Та подхватывает палец на лету, и тут уже все пять голов отмирают и шипяще смеются на разные голоса.
– Отваш-ш-шный смертный. Виной гонимый… Вкус-с-сная вина…
– Ты получил, что хотел! – кричит Искра. – Открывай ворота.
– Как пош-шелаете…
Страж не отползает в сторону, как я ожидала, лишь сворачивается в еще более сложный и многослойный узел, пряча головы и хвост, зато безмолвные солдаты, о которых я успела позабыть, вдруг оживают.

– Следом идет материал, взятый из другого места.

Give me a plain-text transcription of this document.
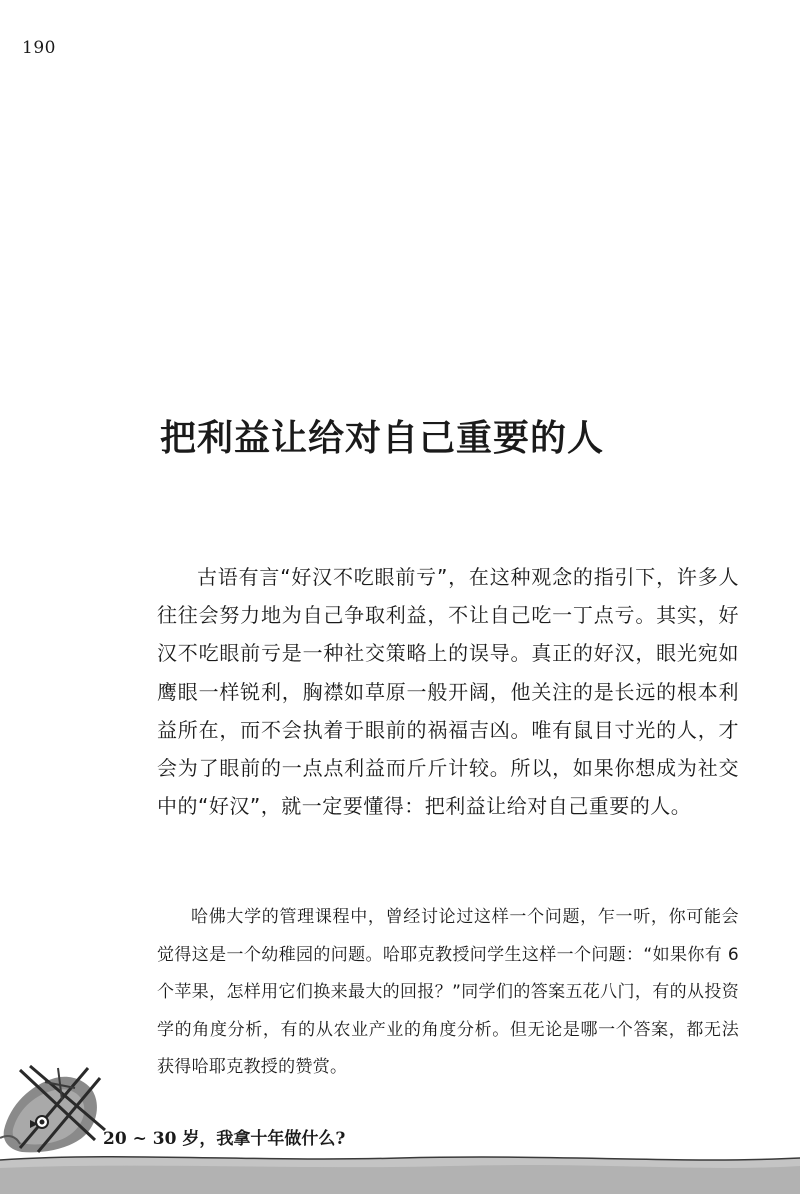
190
把利益让给对自己重要的人

古语有言“好汉不吃眼前亏”，在这种观念的指引下，许多人往往会努力地为自己争取利益，不让自己吃一丁点亏。其实，好汉不吃眼前亏是一种社交策略上的误导。真正的好汉，眼光宛如鹰眼一样锐利，胸襟如草原一般开阔，他关注的是长远的根本利益所在，而不会执着于眼前的祸福吉凶。唯有鼠目寸光的人，才会为了眼前的一点点利益而斤斤计较。所以，如果你想成为社交中的“好汉”，就一定要懂得：把利益让给对自己重要的人。

哈佛大学的管理课程中，曾经讨论过这样一个问题，乍一听，你可能会觉得这是一个幼稚园的问题。哈耶克教授问学生这样一个问题：“如果你有 6 个苹果，怎样用它们换来最大的回报？”同学们的答案五花八门，有的从投资学的角度分析，有的从农业产业的角度分析。但无论是哪一个答案，都无法获得哈耶克教授的赞赏。

20 ~ 30 岁，我拿十年做什么?
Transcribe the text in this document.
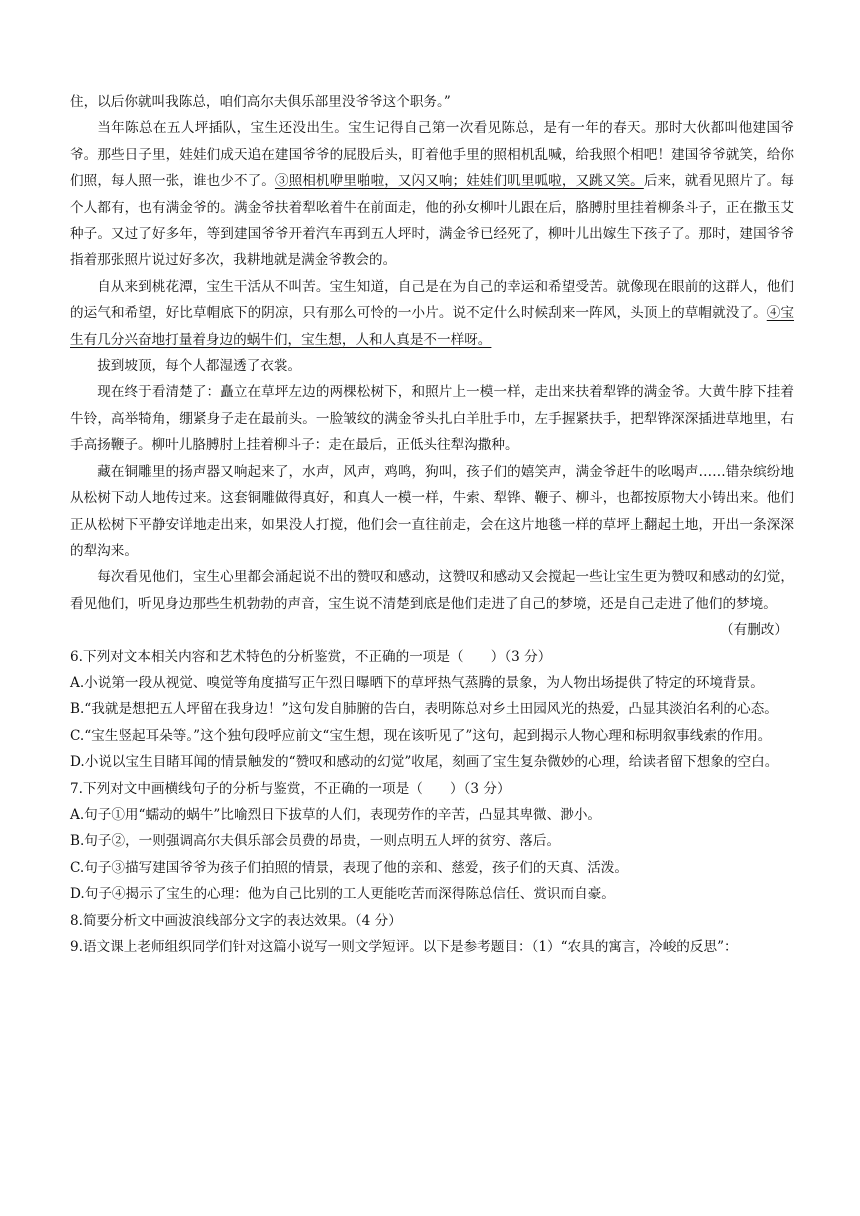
住，以后你就叫我陈总，咱们高尔夫俱乐部里没爷爷这个职务。”

当年陈总在五人坪插队，宝生还没出生。宝生记得自己第一次看见陈总，是有一年的春天。那时大伙都叫他建国爷爷。那些日子里，娃娃们成天追在建国爷爷的屁股后头，盯着他手里的照相机乱喊，给我照个相吧！建国爷爷就笑，给你们照，每人照一张，谁也少不了。③照相机咿里啪啦，又闪又响；娃娃们叽里呱啦，又跳又笑。后来，就看见照片了。每个人都有，也有满金爷的。满金爷扶着犁吆着牛在前面走，他的孙女柳叶儿跟在后，胳膊肘里挂着柳条斗子，正在撒玉艾种子。又过了好多年，等到建国爷爷开着汽车再到五人坪时，满金爷已经死了，柳叶儿出嫁生下孩子了。那时，建国爷爷指着那张照片说过好多次，我耕地就是满金爷教会的。

自从来到桃花潭，宝生干活从不叫苦。宝生知道，自己是在为自己的幸运和希望受苦。就像现在眼前的这群人，他们的运气和希望，好比草帽底下的阴凉，只有那么可怜的一小片。说不定什么时候刮来一阵风，头顶上的草帽就没了。④宝生有几分兴奋地打量着身边的蜗牛们，宝生想，人和人真是不一样呀。

拔到坡顶，每个人都湿透了衣裳。

现在终于看清楚了：矗立在草坪左边的两棵松树下，和照片上一模一样，走出来扶着犁铧的满金爷。大黄牛脖下挂着牛铃，高举犄角，绷紧身子走在最前头。一脸皱纹的满金爷头扎白羊肚手巾，左手握紧扶手，把犁铧深深插进草地里，右手高扬鞭子。柳叶儿胳膊肘上挂着柳斗子：走在最后，正低头往犁沟撒种。

藏在铜雕里的扬声器又响起来了，水声，风声，鸡鸣，狗叫，孩子们的嬉笑声，满金爷赶牛的吆喝声……错杂缤纷地从松树下动人地传过来。这套铜雕做得真好，和真人一模一样，牛索、犁铧、鞭子、柳斗，也都按原物大小铸出来。他们正从松树下平静安详地走出来，如果没人打搅，他们会一直往前走，会在这片地毯一样的草坪上翻起土地，开出一条深深的犁沟来。

每次看见他们，宝生心里都会涌起说不出的赞叹和感动，这赞叹和感动又会搅起一些让宝生更为赞叹和感动的幻觉，看见他们，听见身边那些生机勃勃的声音，宝生说不清楚到底是他们走进了自己的梦境，还是自己走进了他们的梦境。

（有删改）

6.下列对文本相关内容和艺术特色的分析鉴赏，不正确的一项是（　　）（3 分）

A.小说第一段从视觉、嗅觉等角度描写正午烈日曝晒下的草坪热气蒸腾的景象，为人物出场提供了特定的环境背景。

B.“我就是想把五人坪留在我身边！”这句发自肺腑的告白，表明陈总对乡土田园风光的热爱，凸显其淡泊名利的心态。

C.“宝生竖起耳朵等。”这个独句段呼应前文“宝生想，现在该听见了”这句，起到揭示人物心理和标明叙事线索的作用。

D.小说以宝生目睹耳闻的情景触发的“赞叹和感动的幻觉”收尾，刻画了宝生复杂微妙的心理，给读者留下想象的空白。

7.下列对文中画横线句子的分析与鉴赏，不正确的一项是（　　）（3 分）

A.句子①用“蠕动的蜗牛”比喻烈日下拔草的人们，表现劳作的辛苦，凸显其卑微、渺小。

B.句子②，一则强调高尔夫俱乐部会员费的昂贵，一则点明五人坪的贫穷、落后。

C.句子③描写建国爷爷为孩子们拍照的情景，表现了他的亲和、慈爱，孩子们的天真、活泼。

D.句子④揭示了宝生的心理：他为自己比别的工人更能吃苦而深得陈总信任、赏识而自豪。

8.简要分析文中画波浪线部分文字的表达效果。（4 分）

9.语文课上老师组织同学们针对这篇小说写一则文学短评。以下是参考题目：（1）“农具的寓言，冷峻的反思”：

Строевым шагом они обходят его с двух сторон и, добравшись до врат, синхронно замахиваются секирами.
Сверкающие лезвия одновременно вонзаются в костяные столбы, примыкающие к черным створкам, и в тот же миг те с громким скрипом начинают открываться.
– Топ-топ-топ-топ-топ, – приглушенно произносит страж, изгибаясь дугами, пока мы вслед за солдатами обходим его по кругу. – Берегитес-с-сь пса о двух ногах. С-с-сердце его с-с-съедено. Руки его длиннее ее волос-с-с.